In a world where breaking through the glass ceiling of a male dominated industry is tough enough, one woman will ensure her survival against all odds.
Dramatic enough for you good readers? Good, that's what I was aiming for. The movie follows Carol Solomon (Lake Bell) as she tries to follow in her father's footsteps in the world of a movie trailer voice over. Along the way she finds out who her family and friends really are.
For a first timer, Lake Bell really does a great job. The writing is very sharp and poignant. I feel that sometimes people try to be overly witty or dry when it comes to the comedic scenes and overly dramatic when it comes to the more serious scenes, and that juxtaposition creates more awkwardness than is needed or even wanted. Working with such skilled improv comedians you might think that she just has a very skeleton script and lets everyone just go with how they feel, but Lake really keeps everyone to the script and really makes sure that the story is kept true to her vision. The cast is full of improv comedians, which in some movies can lead to a "train off the rails" kind of movie, but Lake Bell makes sure that they did keep to the script, allowing for the occasional improved line.
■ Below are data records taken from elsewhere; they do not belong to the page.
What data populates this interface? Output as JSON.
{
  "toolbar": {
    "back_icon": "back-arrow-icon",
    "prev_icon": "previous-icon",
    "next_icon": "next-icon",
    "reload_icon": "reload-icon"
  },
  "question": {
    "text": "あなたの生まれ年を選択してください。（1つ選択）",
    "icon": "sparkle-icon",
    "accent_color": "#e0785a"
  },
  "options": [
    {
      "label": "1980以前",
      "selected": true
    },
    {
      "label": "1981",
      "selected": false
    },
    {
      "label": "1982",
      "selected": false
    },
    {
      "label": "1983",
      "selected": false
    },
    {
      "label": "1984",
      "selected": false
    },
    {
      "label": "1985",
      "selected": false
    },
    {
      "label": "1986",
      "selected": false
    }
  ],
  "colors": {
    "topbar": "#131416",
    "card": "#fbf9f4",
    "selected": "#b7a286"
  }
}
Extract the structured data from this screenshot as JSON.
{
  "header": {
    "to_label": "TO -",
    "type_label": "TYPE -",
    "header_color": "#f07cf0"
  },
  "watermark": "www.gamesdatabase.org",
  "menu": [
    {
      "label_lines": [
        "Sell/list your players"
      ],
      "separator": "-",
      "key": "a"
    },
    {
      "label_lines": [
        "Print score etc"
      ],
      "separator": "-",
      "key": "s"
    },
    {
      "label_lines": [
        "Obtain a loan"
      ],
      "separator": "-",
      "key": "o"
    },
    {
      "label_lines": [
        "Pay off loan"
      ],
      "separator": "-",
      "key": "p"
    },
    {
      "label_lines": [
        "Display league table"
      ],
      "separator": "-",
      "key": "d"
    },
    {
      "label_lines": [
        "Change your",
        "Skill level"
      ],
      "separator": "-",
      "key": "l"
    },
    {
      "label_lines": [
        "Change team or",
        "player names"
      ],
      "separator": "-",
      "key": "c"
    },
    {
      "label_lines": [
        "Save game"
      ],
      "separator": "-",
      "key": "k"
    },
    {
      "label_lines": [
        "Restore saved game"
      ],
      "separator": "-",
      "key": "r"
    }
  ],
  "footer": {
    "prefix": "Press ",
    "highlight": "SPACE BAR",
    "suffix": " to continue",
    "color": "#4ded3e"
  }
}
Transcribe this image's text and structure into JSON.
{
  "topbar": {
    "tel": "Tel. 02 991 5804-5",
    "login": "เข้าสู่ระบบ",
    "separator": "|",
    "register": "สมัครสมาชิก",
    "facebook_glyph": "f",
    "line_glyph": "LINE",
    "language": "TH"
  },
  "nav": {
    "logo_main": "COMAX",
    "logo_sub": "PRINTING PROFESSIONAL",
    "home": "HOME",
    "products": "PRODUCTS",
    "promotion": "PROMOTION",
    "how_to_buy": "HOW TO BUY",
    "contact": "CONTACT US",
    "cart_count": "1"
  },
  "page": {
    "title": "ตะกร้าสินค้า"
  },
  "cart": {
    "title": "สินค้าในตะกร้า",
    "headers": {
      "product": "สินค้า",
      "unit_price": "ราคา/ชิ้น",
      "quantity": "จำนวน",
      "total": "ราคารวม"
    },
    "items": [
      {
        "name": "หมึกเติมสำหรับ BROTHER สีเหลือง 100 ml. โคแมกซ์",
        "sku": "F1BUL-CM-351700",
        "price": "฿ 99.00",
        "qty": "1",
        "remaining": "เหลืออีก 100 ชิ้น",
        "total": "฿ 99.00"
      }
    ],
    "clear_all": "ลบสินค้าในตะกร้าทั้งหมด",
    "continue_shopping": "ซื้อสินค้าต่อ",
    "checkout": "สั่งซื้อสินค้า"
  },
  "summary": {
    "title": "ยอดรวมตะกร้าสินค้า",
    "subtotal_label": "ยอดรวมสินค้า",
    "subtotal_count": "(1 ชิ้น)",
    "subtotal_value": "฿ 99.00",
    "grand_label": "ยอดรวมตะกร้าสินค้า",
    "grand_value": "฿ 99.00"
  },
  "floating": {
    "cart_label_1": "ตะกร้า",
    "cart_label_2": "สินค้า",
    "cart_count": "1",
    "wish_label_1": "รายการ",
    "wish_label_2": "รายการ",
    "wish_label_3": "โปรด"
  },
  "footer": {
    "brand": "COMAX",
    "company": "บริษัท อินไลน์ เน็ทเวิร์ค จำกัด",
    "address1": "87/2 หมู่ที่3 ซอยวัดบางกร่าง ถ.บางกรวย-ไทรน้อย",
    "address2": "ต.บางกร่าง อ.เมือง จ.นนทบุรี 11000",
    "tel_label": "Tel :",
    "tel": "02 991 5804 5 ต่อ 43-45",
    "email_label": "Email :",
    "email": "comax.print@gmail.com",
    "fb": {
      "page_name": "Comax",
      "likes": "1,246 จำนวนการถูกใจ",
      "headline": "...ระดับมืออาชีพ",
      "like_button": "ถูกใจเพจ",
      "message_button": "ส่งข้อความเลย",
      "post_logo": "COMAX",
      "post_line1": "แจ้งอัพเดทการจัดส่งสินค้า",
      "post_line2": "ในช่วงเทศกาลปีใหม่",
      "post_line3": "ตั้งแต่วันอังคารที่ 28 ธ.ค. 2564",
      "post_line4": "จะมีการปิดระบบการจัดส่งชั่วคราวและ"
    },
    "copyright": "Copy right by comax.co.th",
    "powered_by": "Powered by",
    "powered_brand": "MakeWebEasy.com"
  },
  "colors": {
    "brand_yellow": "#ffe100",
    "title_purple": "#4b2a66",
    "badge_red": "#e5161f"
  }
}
The acting is spot-on, and the entire movie is cast with some of the funniest people who give the most heartwarming of performances. The best performance, out of many great ones, is by Rob Cordry whose character (Moe) is married to Carol's sister, Dani, played by Michaela Watkins. He is so earnest that you can't help but root for his side story to have a happy ending. Their marriage adds a great family dynamic and adds another layer not only to Carol and Dani but to their father, Sam. The romantic tete-a-tete between Lake Bell and Demetri Martin is witty, and their chemistry is real and palpable. Nick Offerman steals every scene that he is in, which isn't that shocking. Ken Marino and Fred Melamed play just the worst kind of people, and they do it so well. Sam is portrayed by Fred Melamed, and it's not until the very end of the movie that you actually feel something positive toward him. It's not much, but it is just a little bit of positivity. Ken Marino plays the up-and-comer Gustav.
The directing is, like the writing, very sharp. Bell knows how to get the best performances out of her actors and out of herself. You can tell that she used single camera work and keeps everything very tight on the faces. There might have been one or two scenes that are on a dolly, but everything else is very up close and personal, which really brings you into that world.
In the end, In A World is a great indie film that I would highly recommend you see to escape the sun. It's August and all the good blockbuster films are done, and now it's time for the smaller films to have their due and time in the sun. Go and see In A World.